Patty's Tupperware Lasagna

I know it's been some time since I have actually posted a recipe here. I have been busy doing videos of them instead.  But this recipe I felt like it needed to be here. I have a video of part of it, but I felt it would do better with pictures of it. So, let's go check out how and what Tupperware products I used to make my Lasagna today!

For this recipe, I used several different Tupperware products in the preparation of it. If you're wondering why? well, my oven is out! Lol So, I had to cook it in the microwave. But that's ok, because it's Texas and it's still a bit hot here. This way I didn't heat up my kitchen.

let's gather what we need.

For the sauce
1 pkg. ground Italian Sausage
1 lb. ground Hamburger
2 cans Spaghetti Sauce
1/4 of an onion
1-1/2 cups of mushrooms
2 cloves of garlic
1 Tbl. Italian seasoning
salt and pepper

For this part of my recipe I used the Tupperware Pressure Cooker to cook the sauce. Now, I simply put the meat into the pressure cook raw and seasonings. Then I used the Power Chef to chop the onion, garlic and mushrooms.  Here you can see how fine it chopped. I didn't want big pieces in my sauce.
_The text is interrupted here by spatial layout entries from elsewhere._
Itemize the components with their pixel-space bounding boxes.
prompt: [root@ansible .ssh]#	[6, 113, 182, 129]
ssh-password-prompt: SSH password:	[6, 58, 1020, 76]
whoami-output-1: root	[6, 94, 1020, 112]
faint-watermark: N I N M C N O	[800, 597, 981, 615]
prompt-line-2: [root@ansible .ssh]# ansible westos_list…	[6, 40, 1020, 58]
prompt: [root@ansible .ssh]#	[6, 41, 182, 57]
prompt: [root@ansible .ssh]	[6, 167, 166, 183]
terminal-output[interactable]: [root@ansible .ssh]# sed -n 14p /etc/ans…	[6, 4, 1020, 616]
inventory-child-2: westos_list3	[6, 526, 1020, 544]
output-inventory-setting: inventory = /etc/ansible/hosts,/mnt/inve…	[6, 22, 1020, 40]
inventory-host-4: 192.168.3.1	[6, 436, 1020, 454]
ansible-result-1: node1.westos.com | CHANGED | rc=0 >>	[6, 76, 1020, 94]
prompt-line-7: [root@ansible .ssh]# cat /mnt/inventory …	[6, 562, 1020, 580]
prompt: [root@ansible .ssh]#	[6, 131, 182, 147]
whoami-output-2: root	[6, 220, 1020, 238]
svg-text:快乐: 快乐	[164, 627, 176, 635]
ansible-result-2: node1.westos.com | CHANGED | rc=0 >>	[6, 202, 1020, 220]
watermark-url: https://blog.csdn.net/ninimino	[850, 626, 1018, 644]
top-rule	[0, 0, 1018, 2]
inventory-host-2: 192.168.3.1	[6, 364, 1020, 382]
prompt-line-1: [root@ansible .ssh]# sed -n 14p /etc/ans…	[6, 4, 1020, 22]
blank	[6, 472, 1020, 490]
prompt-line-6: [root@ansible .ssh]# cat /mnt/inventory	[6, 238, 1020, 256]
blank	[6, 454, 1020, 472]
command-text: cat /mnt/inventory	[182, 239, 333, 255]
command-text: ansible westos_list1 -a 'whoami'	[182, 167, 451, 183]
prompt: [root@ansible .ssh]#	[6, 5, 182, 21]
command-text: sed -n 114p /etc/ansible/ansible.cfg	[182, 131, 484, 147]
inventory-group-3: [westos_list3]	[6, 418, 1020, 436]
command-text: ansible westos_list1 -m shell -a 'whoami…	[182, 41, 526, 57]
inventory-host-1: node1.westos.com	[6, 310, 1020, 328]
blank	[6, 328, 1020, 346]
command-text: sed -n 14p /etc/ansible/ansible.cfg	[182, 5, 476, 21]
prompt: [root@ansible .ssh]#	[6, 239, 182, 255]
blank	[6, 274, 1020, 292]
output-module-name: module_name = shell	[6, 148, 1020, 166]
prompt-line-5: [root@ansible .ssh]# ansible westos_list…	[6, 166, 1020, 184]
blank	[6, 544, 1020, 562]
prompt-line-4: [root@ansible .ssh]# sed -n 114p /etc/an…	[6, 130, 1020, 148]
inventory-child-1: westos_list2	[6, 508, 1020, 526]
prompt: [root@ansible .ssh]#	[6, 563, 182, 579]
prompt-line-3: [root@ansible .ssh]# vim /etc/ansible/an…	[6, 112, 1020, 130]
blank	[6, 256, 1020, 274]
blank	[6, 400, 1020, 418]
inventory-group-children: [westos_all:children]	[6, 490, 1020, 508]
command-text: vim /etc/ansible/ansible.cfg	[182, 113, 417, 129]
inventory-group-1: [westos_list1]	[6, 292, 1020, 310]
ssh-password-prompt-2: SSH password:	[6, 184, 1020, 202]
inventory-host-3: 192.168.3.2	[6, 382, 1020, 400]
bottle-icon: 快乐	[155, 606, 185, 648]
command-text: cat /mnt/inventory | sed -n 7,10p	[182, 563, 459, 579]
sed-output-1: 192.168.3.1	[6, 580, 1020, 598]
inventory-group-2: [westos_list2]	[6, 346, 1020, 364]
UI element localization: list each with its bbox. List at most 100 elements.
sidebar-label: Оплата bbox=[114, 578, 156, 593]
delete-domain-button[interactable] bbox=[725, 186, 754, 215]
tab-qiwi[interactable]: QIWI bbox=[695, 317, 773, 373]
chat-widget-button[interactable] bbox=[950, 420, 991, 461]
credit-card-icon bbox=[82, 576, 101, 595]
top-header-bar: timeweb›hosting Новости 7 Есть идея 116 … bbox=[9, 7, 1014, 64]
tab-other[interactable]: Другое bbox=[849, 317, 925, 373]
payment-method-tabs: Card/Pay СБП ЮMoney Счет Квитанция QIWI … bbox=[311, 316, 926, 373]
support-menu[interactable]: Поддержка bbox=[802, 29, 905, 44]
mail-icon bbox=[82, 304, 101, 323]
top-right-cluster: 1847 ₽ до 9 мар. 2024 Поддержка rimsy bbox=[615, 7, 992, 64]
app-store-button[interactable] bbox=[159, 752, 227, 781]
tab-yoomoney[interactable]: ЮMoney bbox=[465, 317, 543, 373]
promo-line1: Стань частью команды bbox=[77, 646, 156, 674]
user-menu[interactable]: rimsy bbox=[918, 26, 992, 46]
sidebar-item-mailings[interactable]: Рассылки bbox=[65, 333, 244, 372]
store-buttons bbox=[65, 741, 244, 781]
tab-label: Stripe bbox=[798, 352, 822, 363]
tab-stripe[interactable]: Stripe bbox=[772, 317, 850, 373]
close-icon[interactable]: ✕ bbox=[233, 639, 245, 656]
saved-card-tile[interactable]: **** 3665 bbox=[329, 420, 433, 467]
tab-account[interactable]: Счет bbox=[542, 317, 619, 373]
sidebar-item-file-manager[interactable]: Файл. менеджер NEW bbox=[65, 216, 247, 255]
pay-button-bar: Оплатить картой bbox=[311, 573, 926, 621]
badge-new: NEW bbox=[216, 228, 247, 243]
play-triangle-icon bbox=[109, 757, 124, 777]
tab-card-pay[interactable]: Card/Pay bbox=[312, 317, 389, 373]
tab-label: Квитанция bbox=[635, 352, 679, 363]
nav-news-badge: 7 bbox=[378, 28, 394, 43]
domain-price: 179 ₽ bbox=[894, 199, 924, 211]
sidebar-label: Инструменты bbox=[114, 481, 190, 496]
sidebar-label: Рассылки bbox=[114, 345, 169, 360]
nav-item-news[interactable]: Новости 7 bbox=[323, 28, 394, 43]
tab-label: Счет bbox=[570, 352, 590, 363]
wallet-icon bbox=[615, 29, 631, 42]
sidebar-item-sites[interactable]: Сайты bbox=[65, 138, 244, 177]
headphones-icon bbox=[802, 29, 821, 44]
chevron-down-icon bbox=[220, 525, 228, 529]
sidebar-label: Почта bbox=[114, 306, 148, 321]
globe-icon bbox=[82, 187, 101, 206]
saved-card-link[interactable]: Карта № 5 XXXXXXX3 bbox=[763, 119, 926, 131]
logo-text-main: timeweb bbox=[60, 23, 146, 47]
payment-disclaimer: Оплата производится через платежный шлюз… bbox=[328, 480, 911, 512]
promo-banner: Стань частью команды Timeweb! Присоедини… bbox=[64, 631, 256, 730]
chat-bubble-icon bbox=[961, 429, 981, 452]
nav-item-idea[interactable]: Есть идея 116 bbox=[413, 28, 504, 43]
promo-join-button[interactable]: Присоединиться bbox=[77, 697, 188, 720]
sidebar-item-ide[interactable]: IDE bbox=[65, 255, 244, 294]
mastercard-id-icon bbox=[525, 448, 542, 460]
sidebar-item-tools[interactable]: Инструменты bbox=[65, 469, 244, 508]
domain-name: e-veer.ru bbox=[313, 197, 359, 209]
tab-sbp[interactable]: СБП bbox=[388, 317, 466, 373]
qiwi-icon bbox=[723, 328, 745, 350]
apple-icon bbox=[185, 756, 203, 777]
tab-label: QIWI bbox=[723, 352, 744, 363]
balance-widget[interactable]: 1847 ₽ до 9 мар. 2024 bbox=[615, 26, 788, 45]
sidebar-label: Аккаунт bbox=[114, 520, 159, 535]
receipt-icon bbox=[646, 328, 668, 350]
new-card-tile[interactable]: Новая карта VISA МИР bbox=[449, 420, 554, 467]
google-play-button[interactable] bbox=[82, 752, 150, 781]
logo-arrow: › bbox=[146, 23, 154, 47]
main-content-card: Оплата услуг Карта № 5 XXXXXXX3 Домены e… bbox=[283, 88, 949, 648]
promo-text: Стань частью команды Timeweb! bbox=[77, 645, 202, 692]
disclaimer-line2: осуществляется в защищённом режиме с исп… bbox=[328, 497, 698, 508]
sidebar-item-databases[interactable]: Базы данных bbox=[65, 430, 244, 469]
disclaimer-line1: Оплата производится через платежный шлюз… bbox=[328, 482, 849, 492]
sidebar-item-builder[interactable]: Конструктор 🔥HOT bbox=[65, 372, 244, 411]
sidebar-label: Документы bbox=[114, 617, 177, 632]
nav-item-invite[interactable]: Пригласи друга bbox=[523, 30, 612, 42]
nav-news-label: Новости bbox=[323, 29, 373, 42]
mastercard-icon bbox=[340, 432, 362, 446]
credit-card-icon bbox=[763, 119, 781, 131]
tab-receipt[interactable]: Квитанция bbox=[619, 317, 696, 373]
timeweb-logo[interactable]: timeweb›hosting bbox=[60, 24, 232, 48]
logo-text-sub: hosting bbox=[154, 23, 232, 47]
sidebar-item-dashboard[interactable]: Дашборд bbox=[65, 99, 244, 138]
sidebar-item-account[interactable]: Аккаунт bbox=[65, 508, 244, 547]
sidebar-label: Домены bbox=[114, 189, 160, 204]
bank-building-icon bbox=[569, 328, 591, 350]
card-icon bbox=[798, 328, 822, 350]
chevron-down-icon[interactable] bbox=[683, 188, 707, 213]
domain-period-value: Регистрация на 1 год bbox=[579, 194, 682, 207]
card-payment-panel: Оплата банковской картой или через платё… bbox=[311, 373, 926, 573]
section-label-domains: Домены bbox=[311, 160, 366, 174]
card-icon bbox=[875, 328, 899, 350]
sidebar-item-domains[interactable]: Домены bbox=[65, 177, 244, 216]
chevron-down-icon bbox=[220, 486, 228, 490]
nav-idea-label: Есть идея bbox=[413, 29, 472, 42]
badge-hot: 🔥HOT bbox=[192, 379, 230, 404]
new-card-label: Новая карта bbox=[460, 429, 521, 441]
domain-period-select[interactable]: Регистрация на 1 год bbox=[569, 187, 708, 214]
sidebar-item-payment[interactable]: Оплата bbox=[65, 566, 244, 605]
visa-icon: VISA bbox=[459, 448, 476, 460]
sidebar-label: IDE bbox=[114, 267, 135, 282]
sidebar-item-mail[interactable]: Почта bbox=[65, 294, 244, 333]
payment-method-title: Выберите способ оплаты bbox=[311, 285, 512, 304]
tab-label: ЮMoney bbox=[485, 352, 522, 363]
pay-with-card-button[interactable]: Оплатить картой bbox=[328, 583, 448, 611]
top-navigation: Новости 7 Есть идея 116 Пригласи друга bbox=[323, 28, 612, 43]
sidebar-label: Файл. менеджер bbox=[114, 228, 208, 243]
Then I added the 2 cans of sauce and mixed it. I put the Pressure Cooker in the microwave for 20 min. I wanted all the flavors to marry together a bit longer than just cooking the meat. Meat cooks around 6 min. per pound. 

And this is what the finished sauce looked like and oh my, did it smell good!!

Cooking the Lasagna Noodles

Now, while the pressure cooker was cooling down, I put nine Lasagna noodles in the Pasta Cooker and filled it with water. With the Pasta Cooker, you cook the pasta according to package directions. So, if the box says cook 10 to 12 min, then you cook it for that amount of time. The noodles needed to cook for 12 min. And as you can see the noodles came out great! I do suggest that if you're doing lasagna, leave the water in so the noodles don't dry out. 

And this is our finished pasta!

Mixing The Cheese

I used
1 small Ricotta Cheese
1 small Cottage Cheese
1 cup Mozzarella Cheese
1 Egg
2 cups cooked Spinach (chopped)
1 Tbl. Italian seasoning
1/2 tsp salt.

I simply mixed all the cheeses, egg and spice together and then added the cooked, drained and chopped Spinach.

Now, let's put it all together!

Here I used the 3 qt. Vent-N-Serve to cook mine in. 

First layer - a little sauce on the bottom, then 3 noodles wide, sauce and then cheese mixture.
Second layer - Then I put another layer of noodles, sauce and rest of cheese,
Top layer - I put the last of the noodles and then topped with Mozzarella cheese

I made this early in the day to have ready for dinner so it went in the fridge for several hours. When ready to cook, I put my microwave setting to Sensor Heat and this will cook it at 50% power until it's heated through. If you're going to cook right after it's made in the microwave, I would suggest about 10 min as most of it will still be hot.  If you're going to cook it in the oven, then I would go for 45 min.

And here we have the finished meal!

I hope you enjoy the recipe and the products that I used making it!